Microsoft is interested in working with the Internet community to create standard conventions, APIs and protocols for distributed indexing and distributed query. At present we'd like to focus on distributed indexing as we feel it is a more tractable problem.
Some issues that we feel are important to address at this conference are:
1. A crawler needs a way to find a list of documents that have changed since its last visit.
2. End users want rich query functionality using full text, sentence and paragraph proximity, tagging information, etc. Administrators want to minimize use of bandwidth and system resources. How can we balance these conflicting goals in designing an interchange format? Anything but full text will cause indexers to lose information. Do we need formatting decoration? To what extent? To what standard?

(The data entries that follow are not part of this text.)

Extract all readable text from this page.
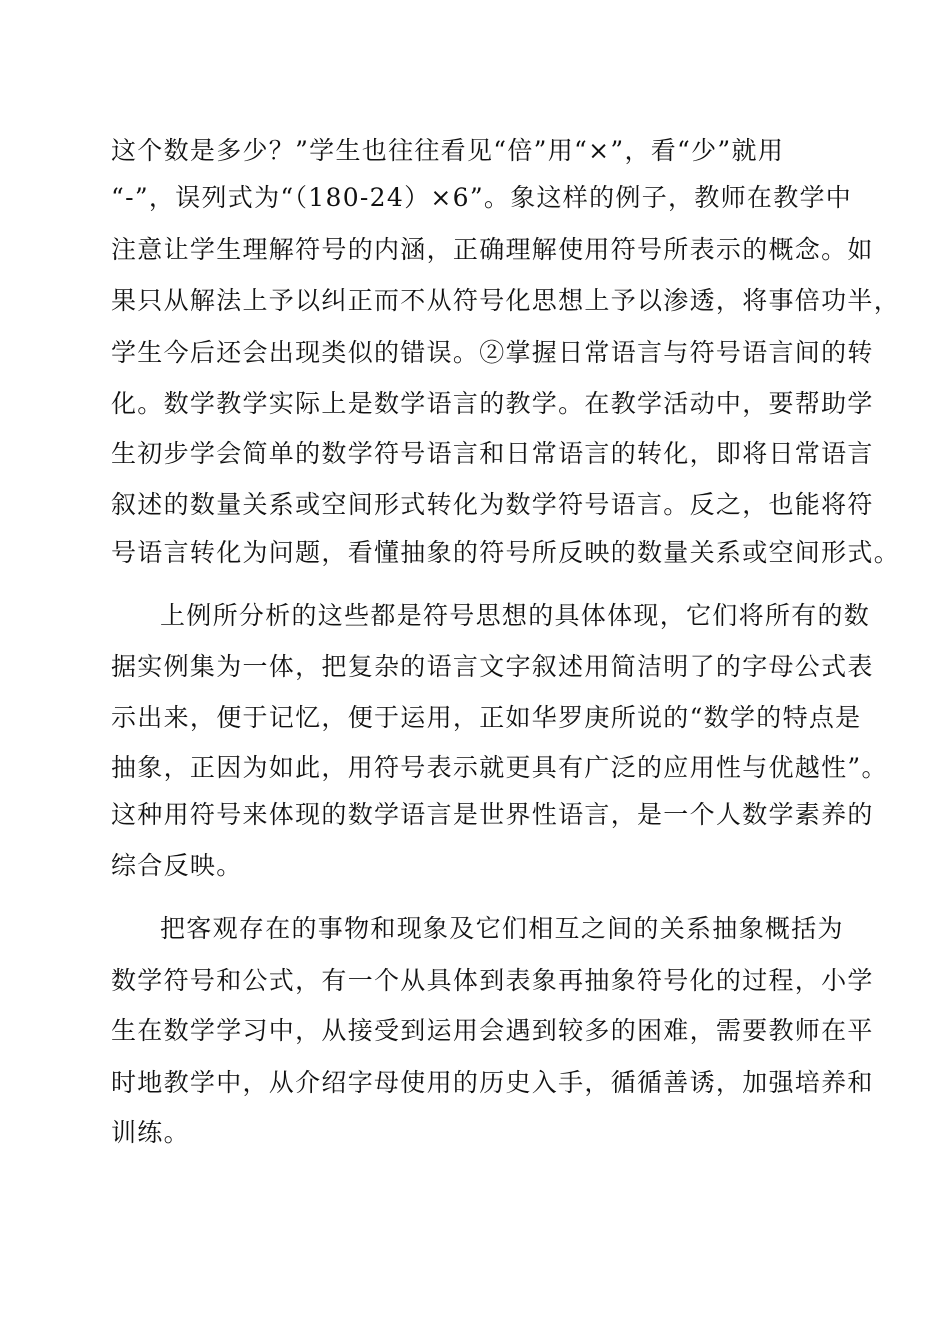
这个数是多少？”学生也往往看见“倍”用“×”，看“少”就用
“-”，误列式为“（180-24）×6”。象这样的例子，教师在教学中
注意让学生理解符号的内涵，正确理解使用符号所表示的概念。如
果只从解法上予以纠正而不从符号化思想上予以渗透，将事倍功半，
学生今后还会出现类似的错误。②掌握日常语言与符号语言间的转
化。数学教学实际上是数学语言的教学。在教学活动中，要帮助学
生初步学会简单的数学符号语言和日常语言的转化，即将日常语言
叙述的数量关系或空间形式转化为数学符号语言。反之，也能将符
号语言转化为问题，看懂抽象的符号所反映的数量关系或空间形式。
上例所分析的这些都是符号思想的具体体现，它们将所有的数
据实例集为一体，把复杂的语言文字叙述用简洁明了的字母公式表
示出来，便于记忆，便于运用，正如华罗庚所说的“数学的特点是
抽象，正因为如此，用符号表示就更具有广泛的应用性与优越性”。
这种用符号来体现的数学语言是世界性语言，是一个人数学素养的
综合反映。
把客观存在的事物和现象及它们相互之间的关系抽象概括为
数学符号和公式，有一个从具体到表象再抽象符号化的过程，小学
生在数学学习中，从接受到运用会遇到较多的困难，需要教师在平
时地教学中，从介绍字母使用的历史入手，循循善诱，加强培养和
训练。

3. How do we represent embedded information in an interchange format. With what markings, if any, to indicate that it was embedded (or linked)?
4. What is the minimum property set for an interchange format? We believe there should be one and an HTML syntax should be defined for it. The Dublin metadata set is a promising start..
5. Is HTML or a related DTD a suitable interchange format? SGML is attractive because it is well-known and parsers are available. Such a solution can take advantage of other work such as the proposal to represent the Dublin Core in HTML.
Is there interest in a web-crawling consortium? This could take the form of a non-profit corporation, a for-profit corporation, an agreement to split the crawling problem between existing organizations. We are interested in discussing this.